HB 7049 GROUND PLAN CONTINUES for FPA Members Publishing Legal Notices
As you know, the new law, effective Jan. 1, 2023, allows counties or their designated entity to create and operate in place of newspaper notice a “publicly accessible website” to provide public notices and legal ads. If a county opts to set up such a site, other local government entities like municipalities and school boards can then use that site to post their own notices. As you can see, under the bill, the counties will be the central focus of any new website.
We have heard that at least three counties (Broward, Polk, and Citrus) have met or are planning to meet soon to discuss the possibility of implementing the website-only option.
The Citrus County Commission held a meeting on August 30 to determine whether to proceed to a public hearing on whether to go this route. During the hearing, the Clerk of Court (who would be handling the website for the county) gave a presentation, with a focus on the relative costs of using website-only versus newspaper notices. There seemed to be some confusion about the actual costs to the county, the newspaper audience, what notices would be published website-only, and the first-class mailing requirement. The local newspaper provided input along with citizens and FPA reps. After some discussion, the commission voted to move forward to a public hearing on Oct. 18. Please contact John Murphy at the Chronicle for any further information on what occurred at the meeting and plans moving forward.

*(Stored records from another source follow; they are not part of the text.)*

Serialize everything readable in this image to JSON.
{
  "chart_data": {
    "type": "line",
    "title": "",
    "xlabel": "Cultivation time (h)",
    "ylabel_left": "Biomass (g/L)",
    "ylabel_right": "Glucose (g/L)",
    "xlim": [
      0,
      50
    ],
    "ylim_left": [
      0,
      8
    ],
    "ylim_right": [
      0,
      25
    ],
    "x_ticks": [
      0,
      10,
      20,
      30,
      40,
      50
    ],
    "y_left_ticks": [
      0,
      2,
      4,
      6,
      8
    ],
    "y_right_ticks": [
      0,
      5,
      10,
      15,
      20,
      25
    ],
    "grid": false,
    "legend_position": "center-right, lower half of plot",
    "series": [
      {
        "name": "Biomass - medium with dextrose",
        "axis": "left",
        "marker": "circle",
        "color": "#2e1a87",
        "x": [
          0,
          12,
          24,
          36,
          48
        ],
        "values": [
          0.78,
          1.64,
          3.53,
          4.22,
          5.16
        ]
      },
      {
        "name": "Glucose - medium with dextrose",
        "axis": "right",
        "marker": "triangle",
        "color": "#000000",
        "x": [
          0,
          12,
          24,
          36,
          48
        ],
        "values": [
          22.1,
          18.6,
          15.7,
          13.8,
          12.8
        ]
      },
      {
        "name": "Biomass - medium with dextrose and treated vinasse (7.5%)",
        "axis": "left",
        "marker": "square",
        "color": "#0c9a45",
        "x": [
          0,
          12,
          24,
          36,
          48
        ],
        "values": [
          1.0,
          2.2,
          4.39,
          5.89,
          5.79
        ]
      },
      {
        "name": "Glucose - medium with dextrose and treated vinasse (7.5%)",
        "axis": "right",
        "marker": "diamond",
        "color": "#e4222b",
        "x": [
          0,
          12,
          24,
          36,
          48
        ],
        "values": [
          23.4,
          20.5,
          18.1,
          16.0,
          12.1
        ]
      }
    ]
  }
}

Polk County Commissioners held a workshop in August to discuss the issue and staff is currently looking into the option so the county can meet further over the next couple of months.
Broward County is looking at the new option and has reached out to the Sun-Sentinel about the possibility of the paper being the designated website.

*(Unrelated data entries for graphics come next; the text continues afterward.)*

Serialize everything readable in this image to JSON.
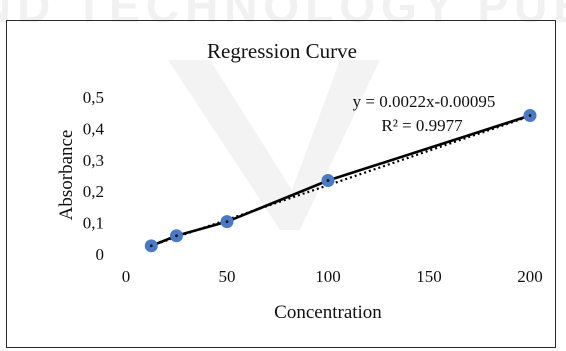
{
  "watermark_text": "SCIENCE AND TECHNOLOGY PUBLICATIONS",
  "chart_data": {
    "type": "scatter",
    "title": "Regression Curve",
    "xlabel": "Concentration",
    "ylabel": "Absorbance",
    "xlim": [
      0,
      200
    ],
    "ylim": [
      0,
      0.5
    ],
    "x_ticks": [
      0,
      50,
      100,
      150,
      200
    ],
    "x_tick_labels": [
      "0",
      "50",
      "100",
      "150",
      "200"
    ],
    "y_ticks": [
      0,
      0.1,
      0.2,
      0.3,
      0.4,
      0.5
    ],
    "y_tick_labels": [
      "0",
      "0,1",
      "0,2",
      "0,3",
      "0,4",
      "0,5"
    ],
    "series": [
      {
        "x": [
          12.5,
          25,
          50,
          100,
          200
        ],
        "y": [
          0.026,
          0.058,
          0.103,
          0.234,
          0.441
        ]
      }
    ],
    "trendline": {
      "type": "linear",
      "slope": 0.0022,
      "intercept": -0.00095,
      "style": "dotted",
      "equation": "y = 0.0022x-0.00095",
      "r_squared": "R² = 0.9977"
    },
    "grid": false,
    "legend": "none",
    "colors": {
      "marker": "#4a7ac3",
      "line": "#000000",
      "trendline": "#000000"
    }
  }
}
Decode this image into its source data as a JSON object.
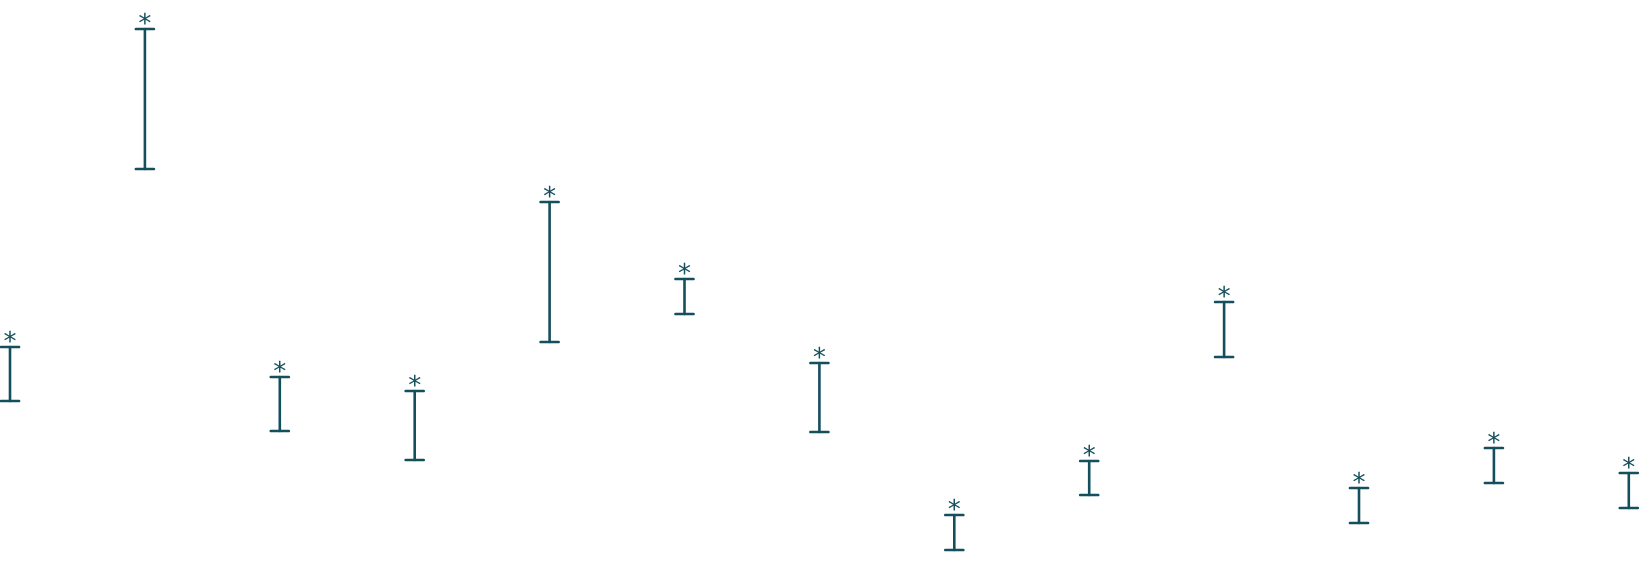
{
  "chart_data": {
    "type": "errorbar",
    "title": "",
    "xlabel": "",
    "ylabel": "",
    "color": "#134f5c",
    "significance_marker": "*",
    "ylim": [
      0,
      577
    ],
    "points": [
      {
        "low": 176,
        "high": 230,
        "label": "*"
      },
      {
        "low": 408,
        "high": 548,
        "label": "*"
      },
      {
        "low": 146,
        "high": 200,
        "label": "*"
      },
      {
        "low": 117,
        "high": 186,
        "label": "*"
      },
      {
        "low": 235,
        "high": 375,
        "label": "*"
      },
      {
        "low": 263,
        "high": 298,
        "label": "*"
      },
      {
        "low": 145,
        "high": 214,
        "label": "*"
      },
      {
        "low": 27,
        "high": 62,
        "label": "*"
      },
      {
        "low": 82,
        "high": 116,
        "label": "*"
      },
      {
        "low": 220,
        "high": 275,
        "label": "*"
      },
      {
        "low": 54,
        "high": 89,
        "label": "*"
      },
      {
        "low": 94,
        "high": 129,
        "label": "*"
      },
      {
        "low": 69,
        "high": 104,
        "label": "*"
      }
    ]
  }
}
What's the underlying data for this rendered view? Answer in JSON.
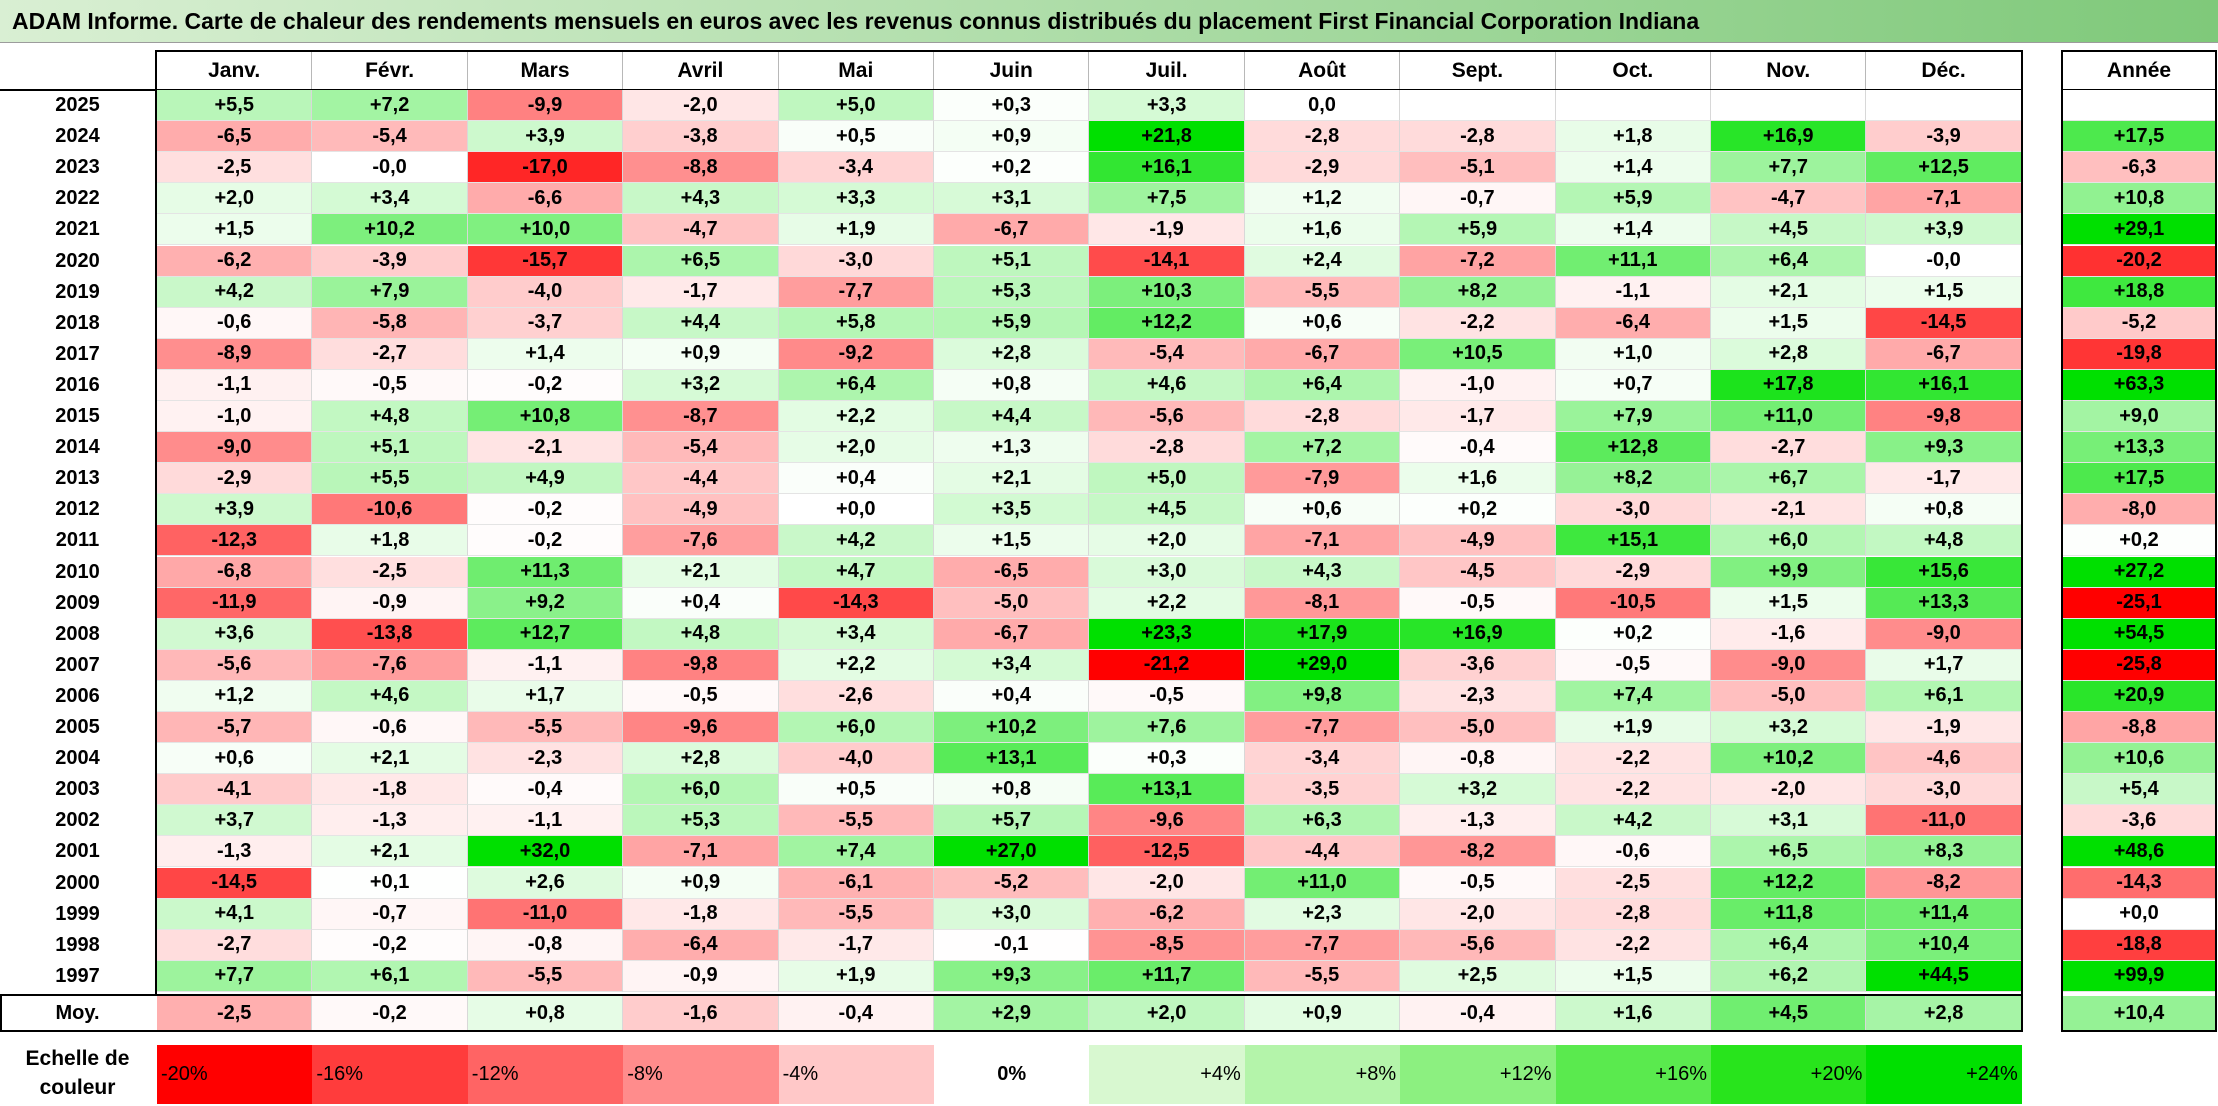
{
  "title": "ADAM Informe. Carte de chaleur des rendements mensuels en euros avec les revenus connus distribués du placement First Financial Corporation Indiana",
  "chart_data": {
    "type": "heatmap",
    "title": "ADAM Informe. Carte de chaleur des rendements mensuels en euros avec les revenus connus distribués du placement First Financial Corporation Indiana",
    "months": [
      "Janv.",
      "Févr.",
      "Mars",
      "Avril",
      "Mai",
      "Juin",
      "Juil.",
      "Août",
      "Sept.",
      "Oct.",
      "Nov.",
      "Déc."
    ],
    "annual_header": "Année",
    "rows": [
      {
        "year": "2025",
        "values": [
          "+5,5",
          "+7,2",
          "-9,9",
          "-2,0",
          "+5,0",
          "+0,3",
          "+3,3",
          "0,0",
          "",
          "",
          "",
          ""
        ],
        "annual": ""
      },
      {
        "year": "2024",
        "values": [
          "-6,5",
          "-5,4",
          "+3,9",
          "-3,8",
          "+0,5",
          "+0,9",
          "+21,8",
          "-2,8",
          "-2,8",
          "+1,8",
          "+16,9",
          "-3,9"
        ],
        "annual": "+17,5"
      },
      {
        "year": "2023",
        "values": [
          "-2,5",
          "-0,0",
          "-17,0",
          "-8,8",
          "-3,4",
          "+0,2",
          "+16,1",
          "-2,9",
          "-5,1",
          "+1,4",
          "+7,7",
          "+12,5"
        ],
        "annual": "-6,3"
      },
      {
        "year": "2022",
        "values": [
          "+2,0",
          "+3,4",
          "-6,6",
          "+4,3",
          "+3,3",
          "+3,1",
          "+7,5",
          "+1,2",
          "-0,7",
          "+5,9",
          "-4,7",
          "-7,1"
        ],
        "annual": "+10,8"
      },
      {
        "year": "2021",
        "values": [
          "+1,5",
          "+10,2",
          "+10,0",
          "-4,7",
          "+1,9",
          "-6,7",
          "-1,9",
          "+1,6",
          "+5,9",
          "+1,4",
          "+4,5",
          "+3,9"
        ],
        "annual": "+29,1"
      },
      {
        "year": "2020",
        "values": [
          "-6,2",
          "-3,9",
          "-15,7",
          "+6,5",
          "-3,0",
          "+5,1",
          "-14,1",
          "+2,4",
          "-7,2",
          "+11,1",
          "+6,4",
          "-0,0"
        ],
        "annual": "-20,2"
      },
      {
        "year": "2019",
        "values": [
          "+4,2",
          "+7,9",
          "-4,0",
          "-1,7",
          "-7,7",
          "+5,3",
          "+10,3",
          "-5,5",
          "+8,2",
          "-1,1",
          "+2,1",
          "+1,5"
        ],
        "annual": "+18,8"
      },
      {
        "year": "2018",
        "values": [
          "-0,6",
          "-5,8",
          "-3,7",
          "+4,4",
          "+5,8",
          "+5,9",
          "+12,2",
          "+0,6",
          "-2,2",
          "-6,4",
          "+1,5",
          "-14,5"
        ],
        "annual": "-5,2"
      },
      {
        "year": "2017",
        "values": [
          "-8,9",
          "-2,7",
          "+1,4",
          "+0,9",
          "-9,2",
          "+2,8",
          "-5,4",
          "-6,7",
          "+10,5",
          "+1,0",
          "+2,8",
          "-6,7"
        ],
        "annual": "-19,8"
      },
      {
        "year": "2016",
        "values": [
          "-1,1",
          "-0,5",
          "-0,2",
          "+3,2",
          "+6,4",
          "+0,8",
          "+4,6",
          "+6,4",
          "-1,0",
          "+0,7",
          "+17,8",
          "+16,1"
        ],
        "annual": "+63,3"
      },
      {
        "year": "2015",
        "values": [
          "-1,0",
          "+4,8",
          "+10,8",
          "-8,7",
          "+2,2",
          "+4,4",
          "-5,6",
          "-2,8",
          "-1,7",
          "+7,9",
          "+11,0",
          "-9,8"
        ],
        "annual": "+9,0"
      },
      {
        "year": "2014",
        "values": [
          "-9,0",
          "+5,1",
          "-2,1",
          "-5,4",
          "+2,0",
          "+1,3",
          "-2,8",
          "+7,2",
          "-0,4",
          "+12,8",
          "-2,7",
          "+9,3"
        ],
        "annual": "+13,3"
      },
      {
        "year": "2013",
        "values": [
          "-2,9",
          "+5,5",
          "+4,9",
          "-4,4",
          "+0,4",
          "+2,1",
          "+5,0",
          "-7,9",
          "+1,6",
          "+8,2",
          "+6,7",
          "-1,7"
        ],
        "annual": "+17,5"
      },
      {
        "year": "2012",
        "values": [
          "+3,9",
          "-10,6",
          "-0,2",
          "-4,9",
          "+0,0",
          "+3,5",
          "+4,5",
          "+0,6",
          "+0,2",
          "-3,0",
          "-2,1",
          "+0,8"
        ],
        "annual": "-8,0"
      },
      {
        "year": "2011",
        "values": [
          "-12,3",
          "+1,8",
          "-0,2",
          "-7,6",
          "+4,2",
          "+1,5",
          "+2,0",
          "-7,1",
          "-4,9",
          "+15,1",
          "+6,0",
          "+4,8"
        ],
        "annual": "+0,2"
      },
      {
        "year": "2010",
        "values": [
          "-6,8",
          "-2,5",
          "+11,3",
          "+2,1",
          "+4,7",
          "-6,5",
          "+3,0",
          "+4,3",
          "-4,5",
          "-2,9",
          "+9,9",
          "+15,6"
        ],
        "annual": "+27,2"
      },
      {
        "year": "2009",
        "values": [
          "-11,9",
          "-0,9",
          "+9,2",
          "+0,4",
          "-14,3",
          "-5,0",
          "+2,2",
          "-8,1",
          "-0,5",
          "-10,5",
          "+1,5",
          "+13,3"
        ],
        "annual": "-25,1"
      },
      {
        "year": "2008",
        "values": [
          "+3,6",
          "-13,8",
          "+12,7",
          "+4,8",
          "+3,4",
          "-6,7",
          "+23,3",
          "+17,9",
          "+16,9",
          "+0,2",
          "-1,6",
          "-9,0"
        ],
        "annual": "+54,5"
      },
      {
        "year": "2007",
        "values": [
          "-5,6",
          "-7,6",
          "-1,1",
          "-9,8",
          "+2,2",
          "+3,4",
          "-21,2",
          "+29,0",
          "-3,6",
          "-0,5",
          "-9,0",
          "+1,7"
        ],
        "annual": "-25,8"
      },
      {
        "year": "2006",
        "values": [
          "+1,2",
          "+4,6",
          "+1,7",
          "-0,5",
          "-2,6",
          "+0,4",
          "-0,5",
          "+9,8",
          "-2,3",
          "+7,4",
          "-5,0",
          "+6,1"
        ],
        "annual": "+20,9"
      },
      {
        "year": "2005",
        "values": [
          "-5,7",
          "-0,6",
          "-5,5",
          "-9,6",
          "+6,0",
          "+10,2",
          "+7,6",
          "-7,7",
          "-5,0",
          "+1,9",
          "+3,2",
          "-1,9"
        ],
        "annual": "-8,8"
      },
      {
        "year": "2004",
        "values": [
          "+0,6",
          "+2,1",
          "-2,3",
          "+2,8",
          "-4,0",
          "+13,1",
          "+0,3",
          "-3,4",
          "-0,8",
          "-2,2",
          "+10,2",
          "-4,6"
        ],
        "annual": "+10,6"
      },
      {
        "year": "2003",
        "values": [
          "-4,1",
          "-1,8",
          "-0,4",
          "+6,0",
          "+0,5",
          "+0,8",
          "+13,1",
          "-3,5",
          "+3,2",
          "-2,2",
          "-2,0",
          "-3,0"
        ],
        "annual": "+5,4"
      },
      {
        "year": "2002",
        "values": [
          "+3,7",
          "-1,3",
          "-1,1",
          "+5,3",
          "-5,5",
          "+5,7",
          "-9,6",
          "+6,3",
          "-1,3",
          "+4,2",
          "+3,1",
          "-11,0"
        ],
        "annual": "-3,6"
      },
      {
        "year": "2001",
        "values": [
          "-1,3",
          "+2,1",
          "+32,0",
          "-7,1",
          "+7,4",
          "+27,0",
          "-12,5",
          "-4,4",
          "-8,2",
          "-0,6",
          "+6,5",
          "+8,3"
        ],
        "annual": "+48,6"
      },
      {
        "year": "2000",
        "values": [
          "-14,5",
          "+0,1",
          "+2,6",
          "+0,9",
          "-6,1",
          "-5,2",
          "-2,0",
          "+11,0",
          "-0,5",
          "-2,5",
          "+12,2",
          "-8,2"
        ],
        "annual": "-14,3"
      },
      {
        "year": "1999",
        "values": [
          "+4,1",
          "-0,7",
          "-11,0",
          "-1,8",
          "-5,5",
          "+3,0",
          "-6,2",
          "+2,3",
          "-2,0",
          "-2,8",
          "+11,8",
          "+11,4"
        ],
        "annual": "+0,0"
      },
      {
        "year": "1998",
        "values": [
          "-2,7",
          "-0,2",
          "-0,8",
          "-6,4",
          "-1,7",
          "-0,1",
          "-8,5",
          "-7,7",
          "-5,6",
          "-2,2",
          "+6,4",
          "+10,4"
        ],
        "annual": "-18,8"
      },
      {
        "year": "1997",
        "values": [
          "+7,7",
          "+6,1",
          "-5,5",
          "-0,9",
          "+1,9",
          "+9,3",
          "+11,7",
          "-5,5",
          "+2,5",
          "+1,5",
          "+6,2",
          "+44,5"
        ],
        "annual": "+99,9"
      }
    ],
    "mean_row": {
      "label": "Moy.",
      "values": [
        "-2,5",
        "-0,2",
        "+0,8",
        "-1,6",
        "-0,4",
        "+2,9",
        "+2,0",
        "+0,9",
        "-0,4",
        "+1,6",
        "+4,5",
        "+2,8"
      ],
      "annual": "+10,4"
    },
    "color_scale": {
      "label": "Echelle de couleur",
      "stops": [
        "-20%",
        "-16%",
        "-12%",
        "-8%",
        "-4%",
        "0%",
        "+4%",
        "+8%",
        "+12%",
        "+16%",
        "+20%",
        "+24%"
      ],
      "colors": [
        "#ff0000",
        "#ff3c3c",
        "#ff6464",
        "#ff8c8c",
        "#ffc8c8",
        "#ffffff",
        "#d8f8d0",
        "#b4f4aa",
        "#8cf080",
        "#5aea4e",
        "#28e41c",
        "#00e000"
      ],
      "negative_color": "#ff0000",
      "positive_color": "#00e000",
      "neutral_color": "#ffffff"
    }
  }
}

In light of the above activity, to assist coordinating a state-wide approach, we ask that each member remain vigilant about any new developments or meetings by your local governments (especially your county or counties) regarding the website-only option. In particular, keep your lines of communications open with your county contacts and inform them proactively about the downsides of website-only notice. If a meeting is scheduled on the issue, the local newspaper will be responsible for reaching out to individual commissioners and staff to educate them and discourage any vote in favor of such option. Please let FPA know what is happening in your county.
Here are some resources we will continue to expand on:
• A spreadsheet that connects most of Florida’s 67 counties with the newspaper publisher/editor/ad director in that readership area and noting any new development. We are asking that each newspaper representative listed on the spreadsheet (or a person assigned by you) to engage with county staff, as indicated above.
• Talk Tracks/Points: To help you make your points, the latest FPA Q and A’s can help. They describe the costs that website-only would entail including new staff (FTE’s), mailing expense, and technology. Further, the county will face additional potential liability for running the notices as well as community push-back where notices are missed or inaccurate. Many counties will include substantial community sectors that will not look for these notices online or to navigate the county websites to find them. These points are made in more detail on pp. 5 and 7-8 of the Q and As.
• See also a 1) breakdown by Alex Lutz of time/costs newspapers expend placing the notices; 2) FPA testimony used at the Citrus County hearing; and 3) talk track that we used during the legislative hearings on the issue with information relating to internet usage by Florida citizens and the 2020 Mason Dixon poll regarding public notices in newspapers.
FPA is looking at partnering/hiring with a university or consultant to provide an estimate of costs related to first-class mailing, which is required by the bill.
We appreciate your help on this important project. Together we can work to get our grassroots message out to county officials.